Pursuant to Article 21, the UK could withdraw from this Convention quite easily: the withdrawal would take effect just nineteen days after the Secretary-General of the United Nations receives the letter of withdrawal.
However, this might perhaps cause some diplomatic difficulties: barring the micro-states, all European countries are party to this Convention. That includes Belarus and Ukraine (though not Russia) and all the EFTA States, including Switzerland. A handful of central Asian states are also Parties (here).
Even if the UK were to take this step, it would not escape all the obligations flowing from the Aarhus Convention. That follows from at least two other treaties to which the UK is party.
(i) The Espoo Convention on Environmental Impact Assessment in a Transboundary Context also lays down EIA requirements, albeit of a much weaker nature; and again all European powers are Parties (here). But the UK could withdraw from that Convention as well pursuant to Article 19, although again it might be subject to peer pressure not to do so.
(ii) More importantly, in extreme cases the failure by a State to inform the public of an environmental danger has been held to be a breach of Article 8 of the European Convention on Human Rights; this case is just one example (here).
Earlier this month, the European Court of Human Rights (ECHR) also confirmed that, in certain circumstances, the freedom to receive information under Article 10 of the European Convention includes the right to make a freedom of information request and to receive a satisfactory response: here (Interestingly, the UK intervened in support of Hungary, the defendant State).

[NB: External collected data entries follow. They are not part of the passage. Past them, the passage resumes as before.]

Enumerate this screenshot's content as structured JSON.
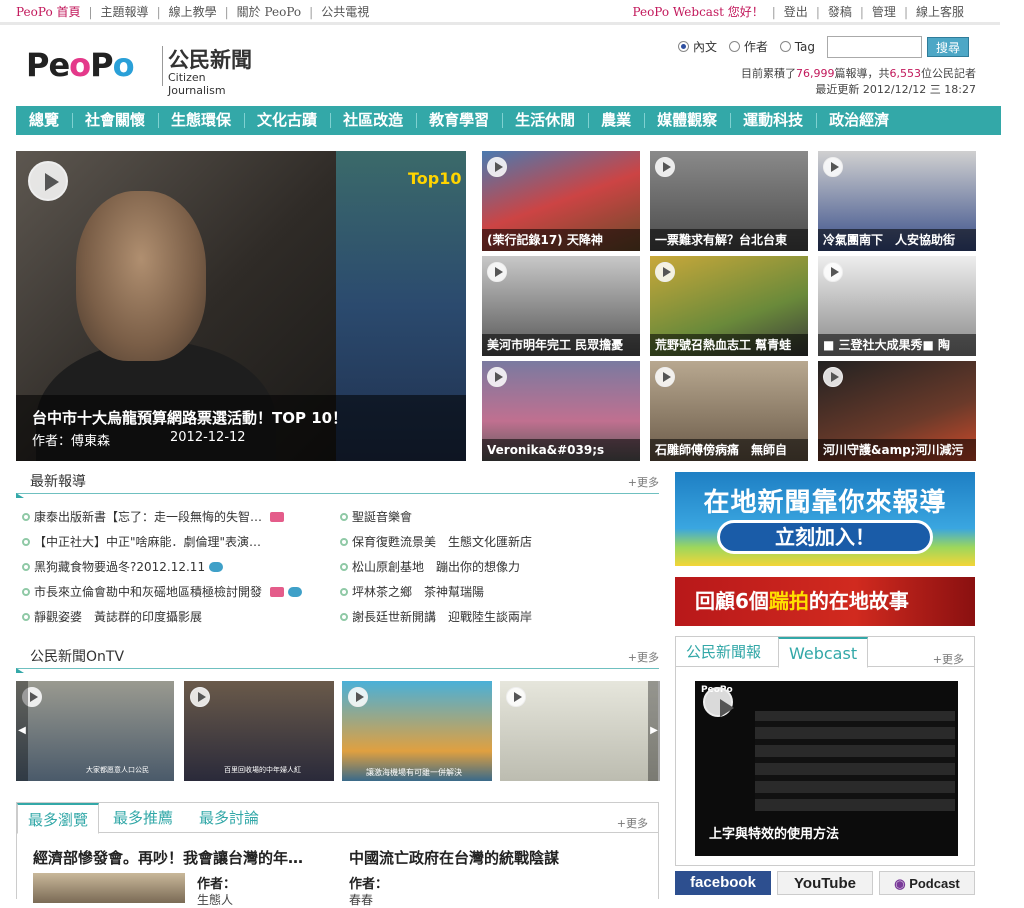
{
  "topbar": {
    "left_links": [
      "PeoPo 首頁",
      "主題報導",
      "線上教學",
      "關於 PeoPo",
      "公共電視"
    ],
    "greeting": "PeoPo Webcast 您好！",
    "right_links": [
      "登出",
      "發稿",
      "管理",
      "線上客服"
    ]
  },
  "logo": {
    "brand": "PeoPo",
    "cn": "公民新聞",
    "en": "Citizen Journalism"
  },
  "search": {
    "options": [
      "內文",
      "作者",
      "Tag"
    ],
    "selected": "內文",
    "value": "",
    "button": "搜尋"
  },
  "stats": {
    "prefix": "目前累積了",
    "reports": "76,999",
    "mid": "篇報導，共",
    "reporters": "6,553",
    "suffix": "位公民記者",
    "updated": "最近更新 2012/12/12 三 18:27"
  },
  "nav": [
    "總覽",
    "社會關懷",
    "生態環保",
    "文化古蹟",
    "社區改造",
    "教育學習",
    "生活休閒",
    "農業",
    "媒體觀察",
    "運動科技",
    "政治經濟"
  ],
  "hero": {
    "title": "台中市十大烏龍預算網路票選活動！TOP 10！",
    "author": "作者：傅東森",
    "date": "2012-12-12",
    "sign_text": "Top10"
  },
  "thumbs": [
    {
      "caption": "(茉行記錄17) 天降神"
    },
    {
      "caption": "一票難求有解？台北台東"
    },
    {
      "caption": "冷氣團南下　人安協助街"
    },
    {
      "caption": "美河市明年完工 民眾擔憂"
    },
    {
      "caption": "荒野號召熱血志工 幫青蛙"
    },
    {
      "caption": "■ 三登社大成果秀■ 陶"
    },
    {
      "caption": "Veronika&#039;s"
    },
    {
      "caption": "石雕師傅傍病痛　無師自"
    },
    {
      "caption": "河川守護&amp;河川減污"
    }
  ],
  "latest": {
    "title": "最新報導",
    "more": "+更多",
    "left": [
      {
        "text": "康泰出版新書【忘了：走一段無悔的失智…",
        "cam": true,
        "vid": false
      },
      {
        "text": "【中正社大】中正\"啥麻能．劇倫理\"表演…",
        "cam": false,
        "vid": false
      },
      {
        "text": "黑狗藏食物要過冬?2012.12.11",
        "cam": false,
        "vid": true
      },
      {
        "text": "市長來立倫會勘中和灰磘地區積極檢討開發",
        "cam": true,
        "vid": true
      },
      {
        "text": "靜觀姿婆　黃誌群的印度攝影展",
        "cam": false,
        "vid": false
      }
    ],
    "right": [
      {
        "text": "聖誕音樂會"
      },
      {
        "text": "保育復甦流景美　生態文化匯新店"
      },
      {
        "text": "松山原創基地　蹦出你的想像力"
      },
      {
        "text": "坪林茶之鄉　茶神幫瑞陽"
      },
      {
        "text": "謝長廷世新開講　迎戰陸生談兩岸"
      }
    ]
  },
  "banner1": {
    "line1": "在地新聞靠你來報導",
    "button": "立刻加入！"
  },
  "banner2": {
    "pre": "回顧6個",
    "highlight": "踹拍",
    "post": "的在地故事"
  },
  "ontv": {
    "title": "公民新聞OnTV",
    "more": "+更多",
    "thumb_text": [
      "大家都愿意人口公民",
      "百里回收場的中年婦人紅",
      "讓激海機場有可雖一併解決",
      ""
    ]
  },
  "bottom_tabs": {
    "tabs": [
      "最多瀏覽",
      "最多推薦",
      "最多討論"
    ],
    "active": "最多瀏覽",
    "more": "+更多",
    "items": [
      {
        "headline": "經濟部慘發會。再吵！我會讓台灣的年…",
        "author_label": "作者：",
        "author": "生態人"
      },
      {
        "headline": "中國流亡政府在台灣的統戰陰謀",
        "author_label": "作者：",
        "author": "春春"
      }
    ]
  },
  "right_box": {
    "tabs": [
      "公民新聞報",
      "Webcast"
    ],
    "active": "Webcast",
    "more": "+更多",
    "video_caption": "上字與特效的使用方法",
    "badge": "PeoPo"
  },
  "social": [
    "facebook",
    "YouTube",
    "Podcast"
  ],
  "colors": {
    "accent": "#33a8a8",
    "pink": "#c2185b",
    "link_blue": "#2f4fa0"
  }
}
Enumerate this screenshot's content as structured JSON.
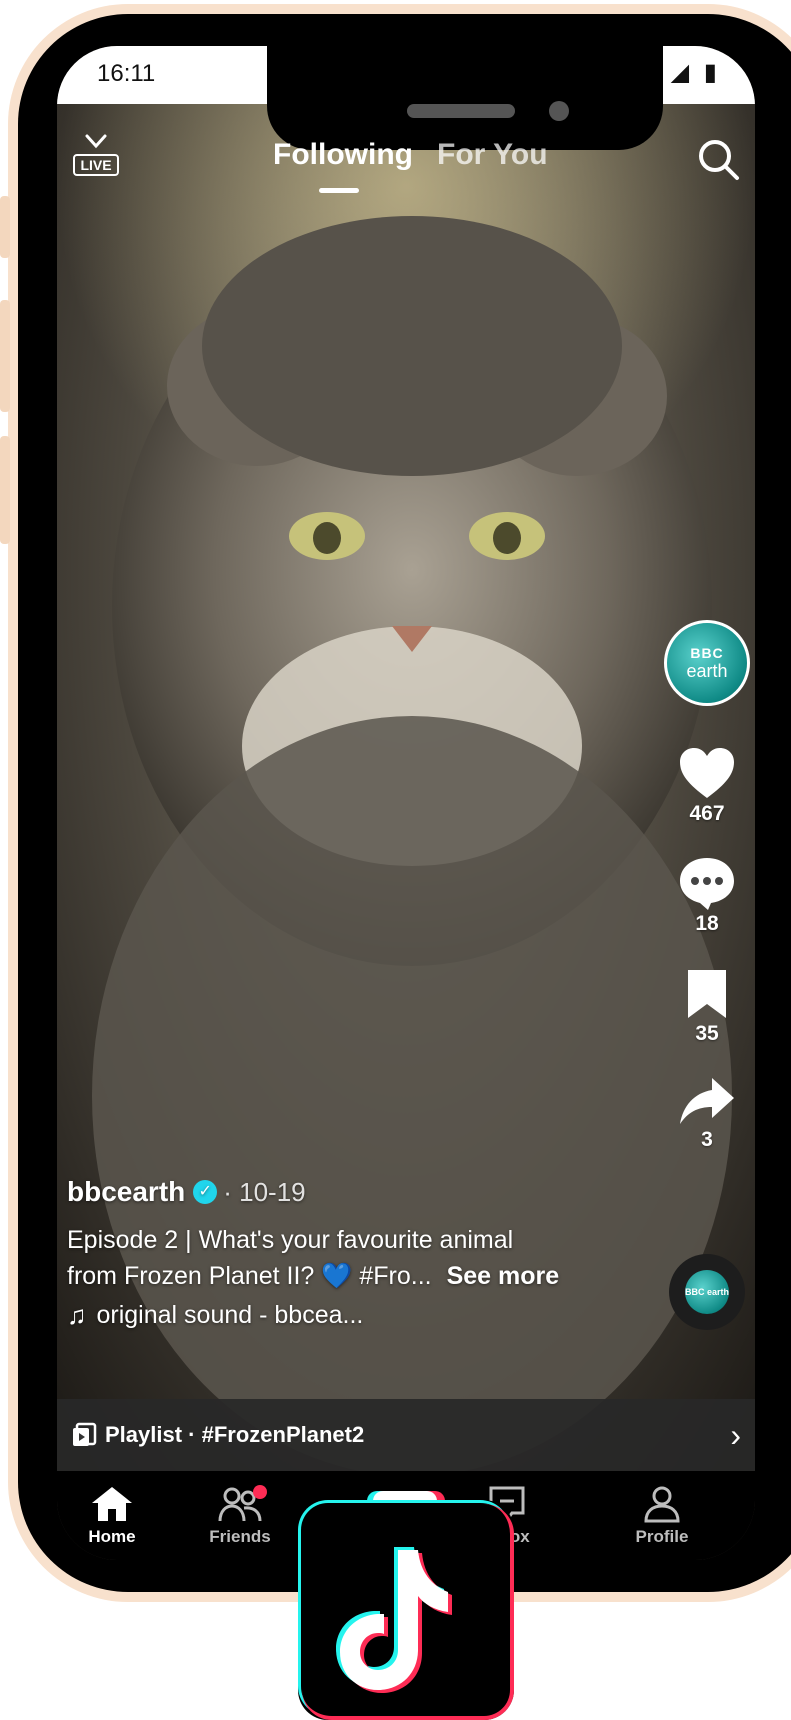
{
  "status_bar": {
    "time": "16:11",
    "icons": "⊖ ▼◢ ▮"
  },
  "top_bar": {
    "live_label": "LIVE",
    "tabs": [
      {
        "label": "Following",
        "active": true
      },
      {
        "label": "For You",
        "active": false
      }
    ]
  },
  "video": {
    "subject_icon": "pallas-cat"
  },
  "creator": {
    "avatar_line1": "BBC",
    "avatar_line2": "earth"
  },
  "actions": {
    "likes": "467",
    "comments": "18",
    "saves": "35",
    "shares": "3"
  },
  "music_disc": {
    "label": "BBC earth"
  },
  "caption": {
    "username": "bbcearth",
    "date": "· 10-19",
    "line1": "Episode 2 | What's your favourite animal",
    "line2_text": "from Frozen Planet II?",
    "line2_emoji": "💙",
    "line2_tag": "#Fro...",
    "see_more": "See more",
    "sound": "original sound - bbcea..."
  },
  "playlist": {
    "label": "Playlist · #FrozenPlanet2"
  },
  "bottom_nav": {
    "home": "Home",
    "friends": "Friends",
    "create": "+",
    "inbox": "Inbox",
    "profile": "Profile"
  },
  "colors": {
    "accent_cyan": "#25f4ee",
    "accent_red": "#fe2c55",
    "bezel": "#000000",
    "case": "#f8e1cd"
  }
}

The UK Government has announced that it has no immediate plans to withdraw from the ECHR.
Possible Models for Future Arrangements between the UK and the EU
Amongst the possible models which have been suggested are the Agreement on the European Economic Area (EEA) and the much discussed Comprehensive Economic and Trade Agreement between Canada on the one hand and the EU and its Member States on the other (CETA) (here), which has been signed but has yet to come into force. It has even been suggested that the UK might join EFTA and then accede to the EEA in that capacity (here).
(a) The EEA Agreement
The EEA Agreement is the most far-reaching treaty ever concluded by the with all the EFTA countries other than Switzerland (Iceland, Liechtenstein and Norway). Several posts on this website have already been devoted to the EEA; see for instance here and here.

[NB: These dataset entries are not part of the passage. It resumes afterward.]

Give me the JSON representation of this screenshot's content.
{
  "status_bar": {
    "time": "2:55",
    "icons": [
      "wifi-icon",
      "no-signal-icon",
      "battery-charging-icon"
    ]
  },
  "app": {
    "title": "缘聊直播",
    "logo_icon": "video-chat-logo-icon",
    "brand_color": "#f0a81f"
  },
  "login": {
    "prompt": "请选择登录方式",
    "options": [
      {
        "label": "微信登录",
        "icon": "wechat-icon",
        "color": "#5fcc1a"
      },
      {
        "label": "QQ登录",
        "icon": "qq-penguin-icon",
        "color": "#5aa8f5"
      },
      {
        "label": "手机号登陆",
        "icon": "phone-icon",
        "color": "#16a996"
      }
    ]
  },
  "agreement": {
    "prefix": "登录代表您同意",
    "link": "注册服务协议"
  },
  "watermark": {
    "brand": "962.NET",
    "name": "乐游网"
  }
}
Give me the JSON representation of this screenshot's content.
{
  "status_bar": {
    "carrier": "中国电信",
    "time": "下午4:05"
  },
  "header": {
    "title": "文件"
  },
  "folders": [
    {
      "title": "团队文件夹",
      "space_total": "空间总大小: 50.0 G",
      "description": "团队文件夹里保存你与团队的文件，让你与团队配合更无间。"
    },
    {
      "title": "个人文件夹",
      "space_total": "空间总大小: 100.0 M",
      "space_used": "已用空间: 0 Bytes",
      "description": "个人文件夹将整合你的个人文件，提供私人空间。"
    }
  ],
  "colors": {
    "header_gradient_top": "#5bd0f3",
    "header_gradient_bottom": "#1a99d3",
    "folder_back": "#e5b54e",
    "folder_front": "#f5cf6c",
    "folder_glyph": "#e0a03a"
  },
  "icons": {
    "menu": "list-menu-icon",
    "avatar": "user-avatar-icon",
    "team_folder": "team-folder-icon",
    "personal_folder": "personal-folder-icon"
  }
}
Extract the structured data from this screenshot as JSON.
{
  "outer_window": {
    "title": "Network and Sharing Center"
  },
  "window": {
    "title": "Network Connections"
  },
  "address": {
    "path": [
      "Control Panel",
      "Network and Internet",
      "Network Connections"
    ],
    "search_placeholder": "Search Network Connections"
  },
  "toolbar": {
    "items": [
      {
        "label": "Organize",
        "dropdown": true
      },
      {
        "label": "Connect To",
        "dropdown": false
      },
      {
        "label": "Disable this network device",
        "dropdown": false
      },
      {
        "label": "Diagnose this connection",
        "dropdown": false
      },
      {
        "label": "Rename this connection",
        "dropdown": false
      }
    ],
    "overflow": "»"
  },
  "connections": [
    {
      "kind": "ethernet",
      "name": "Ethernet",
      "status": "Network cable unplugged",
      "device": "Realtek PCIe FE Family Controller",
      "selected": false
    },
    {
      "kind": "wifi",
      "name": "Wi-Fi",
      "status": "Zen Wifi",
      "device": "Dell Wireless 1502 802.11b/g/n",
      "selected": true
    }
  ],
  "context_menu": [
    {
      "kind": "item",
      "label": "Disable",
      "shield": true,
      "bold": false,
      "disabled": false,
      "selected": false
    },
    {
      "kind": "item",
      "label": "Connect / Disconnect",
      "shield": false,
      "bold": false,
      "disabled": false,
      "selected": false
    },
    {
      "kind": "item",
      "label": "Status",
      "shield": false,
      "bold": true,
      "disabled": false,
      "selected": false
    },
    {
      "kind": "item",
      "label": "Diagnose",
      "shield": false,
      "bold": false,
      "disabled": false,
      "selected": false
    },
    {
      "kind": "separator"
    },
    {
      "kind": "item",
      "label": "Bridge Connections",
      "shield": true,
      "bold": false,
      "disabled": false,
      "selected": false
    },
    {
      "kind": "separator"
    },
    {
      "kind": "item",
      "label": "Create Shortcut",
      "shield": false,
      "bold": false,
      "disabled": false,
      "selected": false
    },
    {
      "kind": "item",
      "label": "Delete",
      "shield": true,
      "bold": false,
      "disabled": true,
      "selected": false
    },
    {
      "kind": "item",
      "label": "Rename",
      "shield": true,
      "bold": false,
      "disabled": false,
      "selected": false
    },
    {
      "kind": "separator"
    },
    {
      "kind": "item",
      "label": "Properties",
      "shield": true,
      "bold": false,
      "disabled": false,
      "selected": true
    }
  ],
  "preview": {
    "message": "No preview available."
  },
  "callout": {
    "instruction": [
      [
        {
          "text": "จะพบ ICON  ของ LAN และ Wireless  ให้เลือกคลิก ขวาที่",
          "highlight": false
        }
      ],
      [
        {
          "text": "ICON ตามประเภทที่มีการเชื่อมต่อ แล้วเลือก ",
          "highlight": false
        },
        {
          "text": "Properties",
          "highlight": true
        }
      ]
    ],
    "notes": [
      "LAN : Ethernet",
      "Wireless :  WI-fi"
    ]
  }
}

By virtue of Articles 73 to 75 of the EEA Agreement and Annex XX thereto (here), large swathes of EU environment legislation, including the Access to Environmental Information and EIA Directives, apply in a slightly amended form within the EEA.
CETA, which has already been the subject of a post by Panos Koutrakos on this website,contains a large number of provisions relating to the environment: Article 1.9 and Chapters Twenty-Two (“Trade and Sustainable Development”) and Twenty-Four (“Trade and Environment”). Many of these provisions are quite detailed.
This quick glance at the EEA Agreement and CETA shows that, if the UK wishes to retain substantial access to the EU’s single market, it might have to accept a treaty containing rather detailed environmental provisions.
In short, the numerous treaties to which the UK is already party would place certain constraints on the Government if it sought to water down that legislation or to repeal it. Richard Macrory makes the same point when he writes: “a raft of international treaties means that when it comes to formulating environmental laws the UK may find that no country is an island” (here).
In addition, the UK might perhaps have to agree to certain environmental provisions being incorporated into any future agreement with the EU as the price for retaining a high degree of access to the single market – and would certainly have to do so if it wished to accede to the EEA Agreement on the EFTA side.